The irreverent Reverend Billy C. Wirtz returns to the ArtsCenter in Carrboro this week, and it ain’t soon enough. We need healin’ and he’s the man with the music and the laughs.

What does Rev. Billy do to prepare for the show? To get his creative juices flowing, he’s busy Christmas week filling out a personal ad for the edgier-than-you’d-expect-with-a-name-like-that Bust magazine (

“You know where you describe yourself … I put SENSITIVE, CARING, HEAVILY TATTOOED AGNOSTIC SOUTHERN GENTLEMAN. Ya think that pretty well describes it?”

Yes, there is a God! And He, or someone working for Him or Her, told Billy to hit the road in 1982 as director of The First House of Polyester Worship and Horizontal Throbbing Teenage Desire. That was nine albums and a millennia of miles ago. If you’re new to Rev. Billy, he’s just one of the most interesting and entertaining artists you’ll ever meet. If you love American music, you’ll inevitably be drawn to some part of his work. Having recently signed on with artist-friendly blues label Blind Pig, he’s got a jolt of new energy in store for the congregation.
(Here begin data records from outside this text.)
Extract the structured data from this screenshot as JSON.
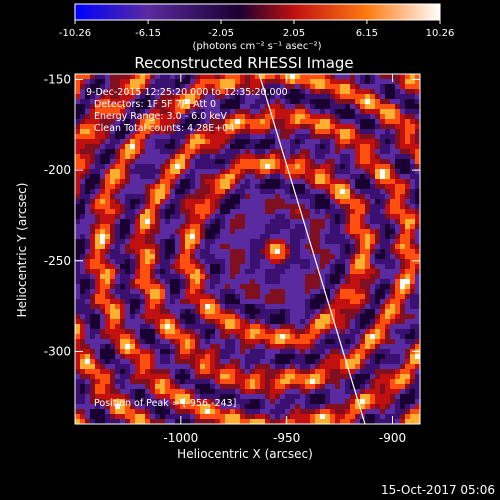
{
  "chart_data": {
    "type": "heatmap",
    "title": "Reconstructed RHESSI Image",
    "xlabel": "Heliocentric X (arcsec)",
    "ylabel": "Heliocentric Y (arcsec)",
    "xlim": [
      -1050,
      -887
    ],
    "ylim": [
      -340,
      -147
    ],
    "x_ticks": [
      -1000,
      -950,
      -900
    ],
    "x_tick_labels": [
      "-1000",
      "-950",
      "-900"
    ],
    "y_ticks": [
      -150,
      -200,
      -250,
      -300
    ],
    "y_tick_labels": [
      "-150",
      "-200",
      "-250",
      "-300"
    ],
    "colorbar": {
      "range": [
        -10.26,
        10.26
      ],
      "ticks": [
        -10.26,
        -6.15,
        -2.05,
        2.05,
        6.15,
        10.26
      ],
      "tick_labels": [
        "-10.26",
        "-6.15",
        "-2.05",
        "2.05",
        "6.15",
        "10.26"
      ],
      "units": "(photons cm⁻² s⁻¹ asec⁻²)",
      "colors": [
        "#0000ff",
        "#5a2aa0",
        "#1a0030",
        "#c01010",
        "#ff7a10",
        "#ffffff"
      ]
    },
    "info_lines": [
      "9-Dec-2015 12:25:20.000 to 12:35:20.000",
      "Detectors: 1F 5F 7F, Att 0",
      "Energy Range: 3.0 - 6.0 keV",
      "Clean    Total counts: 4.28E+04"
    ],
    "peak_label": "Position of Peak = [-956,-243]",
    "peak": [
      -956,
      -243
    ],
    "limb_line": [
      [
        -963,
        -147
      ],
      [
        -913,
        -340
      ]
    ]
  },
  "footer": {
    "date": "15-Oct-2017 05:06"
  }
}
“Hightone Records … had me niched as a comedy and novelty artist–sort of the Rudy Ray Moore of Americana music … or … the Justin Wilson for the NPR set. I’ve taken rockabilly, traditional Chicago (blues) and New Orleans and gospel and a Red Sovine-type format and plugged my own style into ’em. I’m really looking forward to the new relationship with Blind Pig.”

Billy quickly got to the point about a “serious” record that set aside comedy a bit.
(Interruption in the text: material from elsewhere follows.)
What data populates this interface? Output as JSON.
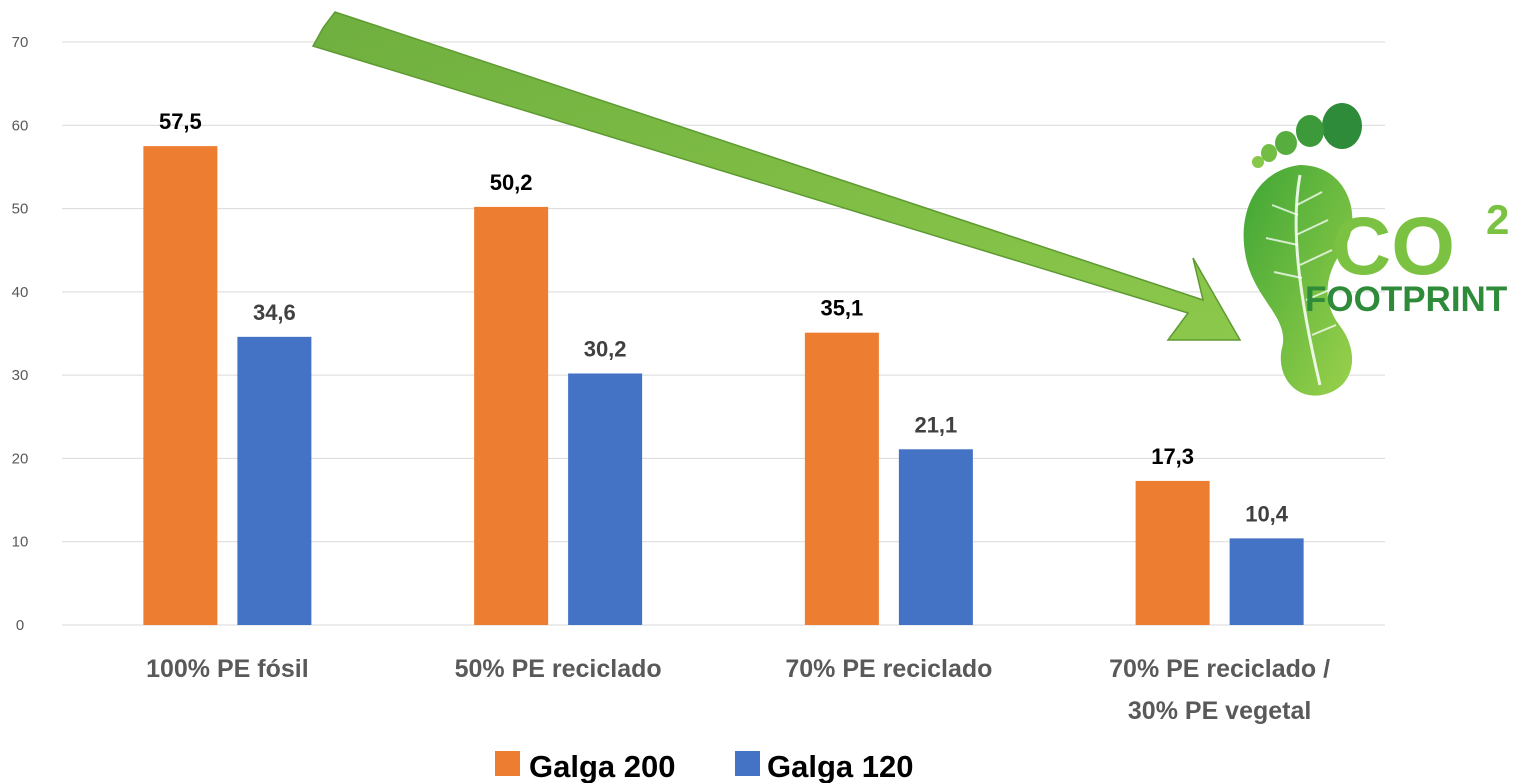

“I can’t tell you how many fans over the years–every gig, someone comes up and asks, “When are you going to put out a straight ahead, an album you’d entitle BUT SERIOUSLY, FOLKS type of release.”

“I’d include a good boogie-woogie by Camille Howard, like ‘X-Temporaneous Boogie’ … a great number.”

His afternoon coffee kicking in, Billy skewers Southern culture, pop culture and political culture.

“I’m writing ‘The Red State Rock.’ My point of view keeps changing. I think the people on the extreme left are as out of touch as the people on the extreme right.”

Serious or not, he’s staying true to his past, though.

“I’m always going to play ‘Roberta’ and I’m always going to play ‘Mennonite Surf Party’ and I’m always going to have the best looking shoes.”

Rev. Billy C. Wirtz plays the ArtsCenter Saturday, Jan. 8 at 8 p.m. Tickets are $16.